In summary, Franke’s general worry is apt, but his specific claim that the indifference view is aligned with potentially problematic concerns about positive liberty is problematic. Thus, we should not conclude that the indifference view of manipulative transparency expresses a concern with positive liberty, nor – if it is – that it bears a risk of authoritarianism.

4 Generalising Franke’s Thesis

Before concluding, I want to point out a possible generalization of Franke’s thesis. If Franke’s worry is apt, it seems to apply to the entire field of technology ethics and the ethics of AI, not just the debate about manipulative transparency.

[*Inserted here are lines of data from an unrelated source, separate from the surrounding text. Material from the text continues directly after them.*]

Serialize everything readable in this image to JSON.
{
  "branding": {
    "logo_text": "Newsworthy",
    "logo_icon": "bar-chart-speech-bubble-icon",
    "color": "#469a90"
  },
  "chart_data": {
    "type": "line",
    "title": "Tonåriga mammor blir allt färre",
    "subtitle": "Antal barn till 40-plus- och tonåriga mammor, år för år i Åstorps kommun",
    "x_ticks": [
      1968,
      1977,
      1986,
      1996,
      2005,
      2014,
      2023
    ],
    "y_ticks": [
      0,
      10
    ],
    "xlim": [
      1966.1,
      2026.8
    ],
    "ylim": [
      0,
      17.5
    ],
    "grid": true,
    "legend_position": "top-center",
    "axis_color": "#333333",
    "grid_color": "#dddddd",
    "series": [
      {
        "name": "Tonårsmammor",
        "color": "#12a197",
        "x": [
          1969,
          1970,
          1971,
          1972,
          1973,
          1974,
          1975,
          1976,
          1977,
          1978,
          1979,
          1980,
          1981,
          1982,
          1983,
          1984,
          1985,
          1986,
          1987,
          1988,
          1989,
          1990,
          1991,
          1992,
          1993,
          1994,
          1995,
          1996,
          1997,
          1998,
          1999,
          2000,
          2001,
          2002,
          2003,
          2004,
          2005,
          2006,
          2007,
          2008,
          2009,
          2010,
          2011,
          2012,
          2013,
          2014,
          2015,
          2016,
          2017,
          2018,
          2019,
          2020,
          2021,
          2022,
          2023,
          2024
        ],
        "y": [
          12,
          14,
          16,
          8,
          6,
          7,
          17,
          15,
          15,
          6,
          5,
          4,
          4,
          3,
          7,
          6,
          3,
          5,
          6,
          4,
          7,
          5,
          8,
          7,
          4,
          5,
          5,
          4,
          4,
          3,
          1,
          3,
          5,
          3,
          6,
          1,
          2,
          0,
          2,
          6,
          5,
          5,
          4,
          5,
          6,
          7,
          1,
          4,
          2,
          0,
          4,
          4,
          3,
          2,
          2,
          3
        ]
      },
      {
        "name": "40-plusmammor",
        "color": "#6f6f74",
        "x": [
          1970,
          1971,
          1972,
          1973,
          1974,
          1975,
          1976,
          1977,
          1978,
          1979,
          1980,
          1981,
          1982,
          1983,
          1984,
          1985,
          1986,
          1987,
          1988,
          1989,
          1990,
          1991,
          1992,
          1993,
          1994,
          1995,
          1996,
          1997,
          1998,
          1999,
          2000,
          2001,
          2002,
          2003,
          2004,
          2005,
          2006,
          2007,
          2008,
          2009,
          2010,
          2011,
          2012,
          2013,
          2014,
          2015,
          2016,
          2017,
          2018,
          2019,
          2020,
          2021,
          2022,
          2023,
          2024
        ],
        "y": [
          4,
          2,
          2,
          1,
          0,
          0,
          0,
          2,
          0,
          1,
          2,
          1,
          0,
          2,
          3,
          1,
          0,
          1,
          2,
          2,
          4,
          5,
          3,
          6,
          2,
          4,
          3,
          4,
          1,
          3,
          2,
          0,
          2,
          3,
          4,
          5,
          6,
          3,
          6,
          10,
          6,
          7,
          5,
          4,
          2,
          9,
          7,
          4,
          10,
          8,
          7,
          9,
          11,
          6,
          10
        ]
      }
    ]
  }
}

Current approaches in the ethics of artificial intelligence follow an ‘ethics by design’ approach (Buijsman et al. forthcoming). The aim here is to consider ethical values early on in the design process rather than as a constraint considered only at the end. A core question concerns how to identify the relevant values that should play a role in the design process. The proliferation of ‘AI ethics frameworks’ that outline the importance of and, sometimes, provide some substantive idea of values like beneficience, autonomy, justice, and non-maleficience, amongst others, can be seen as reflections on which values are important in a design process. Importantly, there is ample room for (rational) disagreement about the relevant values and how to operationalise them in concrete design projects (Klenk, 2022a).

Here’s the link to Franke’s concern with positive liberty: These values are deemed important (just as the ‘higher self’ is deemed important). It is difficult to interpret these values (just as it is difficult to figure out the ‘higher self’). This opens the door for moralistic uses and interpretations of these terms that are self-serving (just as we can worry about misuses of positive liberty).

As a result, Franke’s cautionary tale about positive liberty may – independently of his remarks about manipulative transparency – be read as a cautionary tale about applied ethics, and especially about AI ethics.

5 Conclusion

Algorithms can automate decisions in important areas of life. It seems important that the decisions and their grounds are made transparent. However, making algorithms transparent, users may end up being manipulated by the deployers of algorithms. Franke offers a new spin on the debate, suggesting that concerns about manipulative transparency are linked to problematic concerns with positive liberty. In this contribution, I showed that the indifference view of manipulative transparency is, in fact, not aligned with positive liberty, nor with the risks that are commonly associated with it. Moreover, Franke’s worry may generalise to the wider AI ethics debate. Both points are worthy of further exploration, and Franke has advanced the debate by laying a fruitful link between the manipulation- and the positive/negative liberty debate.